The department, aware of the risks, is putting rigorous controls in place, Cummins said.

In January, the department established a Demonstration and Deployment Advisory Board, a panel of senior DOE officials chaired by the under secretary for infrastructure.

The board plans to hold its first meeting in the spring. Its members will be briefed by independent experts on how large demonstration and deployment projects are performing against cost and schedule baselines, Cummins said.

The Office of Clean Energy Demonstrations, established shortly after the bipartisan infrastructure bill passed in November 2021, has hired more than 100 federal staff and contractors and estimates needing 275 people total—including project managers, engineers, scientists, and engagement and commercial specialists.

The Energy Department has coordinated or attended dozens of events to reach hundreds of industry representatives, including a March 3 White House meeting with industry executives that aimed to accelerate private sector investments in decarbonization.

The department is also requesting comments, due by April 1, on ways it could spur demand for low-carbon products.

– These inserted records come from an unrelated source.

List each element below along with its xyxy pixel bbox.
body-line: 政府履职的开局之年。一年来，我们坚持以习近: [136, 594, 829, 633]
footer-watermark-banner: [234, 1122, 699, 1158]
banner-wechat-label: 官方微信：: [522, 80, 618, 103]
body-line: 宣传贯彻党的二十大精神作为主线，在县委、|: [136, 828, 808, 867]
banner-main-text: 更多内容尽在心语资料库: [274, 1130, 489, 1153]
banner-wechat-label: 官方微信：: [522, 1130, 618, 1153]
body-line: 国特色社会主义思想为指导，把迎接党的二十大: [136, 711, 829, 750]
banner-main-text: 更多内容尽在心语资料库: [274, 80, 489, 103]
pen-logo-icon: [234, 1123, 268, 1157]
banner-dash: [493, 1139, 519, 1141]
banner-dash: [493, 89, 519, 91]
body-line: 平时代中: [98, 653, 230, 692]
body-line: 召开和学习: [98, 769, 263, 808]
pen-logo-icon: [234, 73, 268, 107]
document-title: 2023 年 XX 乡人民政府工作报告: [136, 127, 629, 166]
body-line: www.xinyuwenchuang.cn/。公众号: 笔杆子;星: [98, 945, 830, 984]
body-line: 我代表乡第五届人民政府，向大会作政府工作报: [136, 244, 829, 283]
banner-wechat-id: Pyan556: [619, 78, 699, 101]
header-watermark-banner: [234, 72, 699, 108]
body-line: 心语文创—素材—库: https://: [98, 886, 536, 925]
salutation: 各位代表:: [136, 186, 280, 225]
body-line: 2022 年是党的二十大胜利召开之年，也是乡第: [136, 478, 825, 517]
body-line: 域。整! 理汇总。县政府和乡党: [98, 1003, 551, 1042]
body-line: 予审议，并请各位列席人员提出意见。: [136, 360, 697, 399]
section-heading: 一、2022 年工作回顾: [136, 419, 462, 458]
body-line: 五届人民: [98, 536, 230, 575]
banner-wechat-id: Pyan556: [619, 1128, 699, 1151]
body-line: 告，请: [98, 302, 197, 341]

“We don’t expect every single project to be successful—if every single project was successful, we probably weren’t taking enough risks,” Cummins said. “But we do expect the entire portfolio to be successful, and so we want to manage that and make sure that we are meeting our goals of getting us closer to the adoption, wide scale, of these technologies.”

Garnering Interest

The department’s efforts are appealing to the steel industry, which accounts for roughly 8% of global carbon dioxide emissions.

DOE is interested in “the kinds of technologies you’ll see in our roadmap to net-zero” by 2050, said Richard Fruehauf, senior vice president and chief strategy and sustainability officer for US Steel Corp. Companies are trying to find iron-making methods that don’t use coal. One pathway is a method switching from using coal to natural gas, which could then be converted to using hydrogen produced from renewables or nuclear energy.

The buying power of the federal government—such as purchasing steel for construction projects—is a powerful incentive discussed during the White House meeting this month, said Fruehauf, who attended the meeting with US Steel’s CEO David Burritt.

In a request for information this year, the Energy Department floated federal options such as direct procurement through a request for proposal or reverse auction, advanced market commitments, and guaranteed price floors. It is accepting comments through April 1.

“We see demand for green steel coming, and some of it is already here,” he said. But “it’s not even across sectors.”

In allocating funding, the department will have to weigh how to spread its resources among big and small projects. DOE expects to award money for up to 65 projects, according to the funding announcement this month.

One company that plans to apply for funding is Skyven Technologies, a Texas-based company that pays for and installs clean heat-generating industrial systems, such as industrial heat pumps. Skyven assumes the projects’ upfront risk, billing customers for the heat consumed to pay back the upfront costs.

The company currently oversees projects at six industrial plants, but those industrial heat systems need to be demonstrated at a larger number of sites, said Arun Gupta, the company’s founder and CEO.

“We’re talking about dozens, maybe even a hundred-plus systems that all need to be built and demonstrated,” Gupta said.

“The tolerance to downtime and operational risks—like causing poor quality products to be put out—is very low because they operate with such low margins,” he added. “Just a few days of downtime can kill a manufacturing facility.”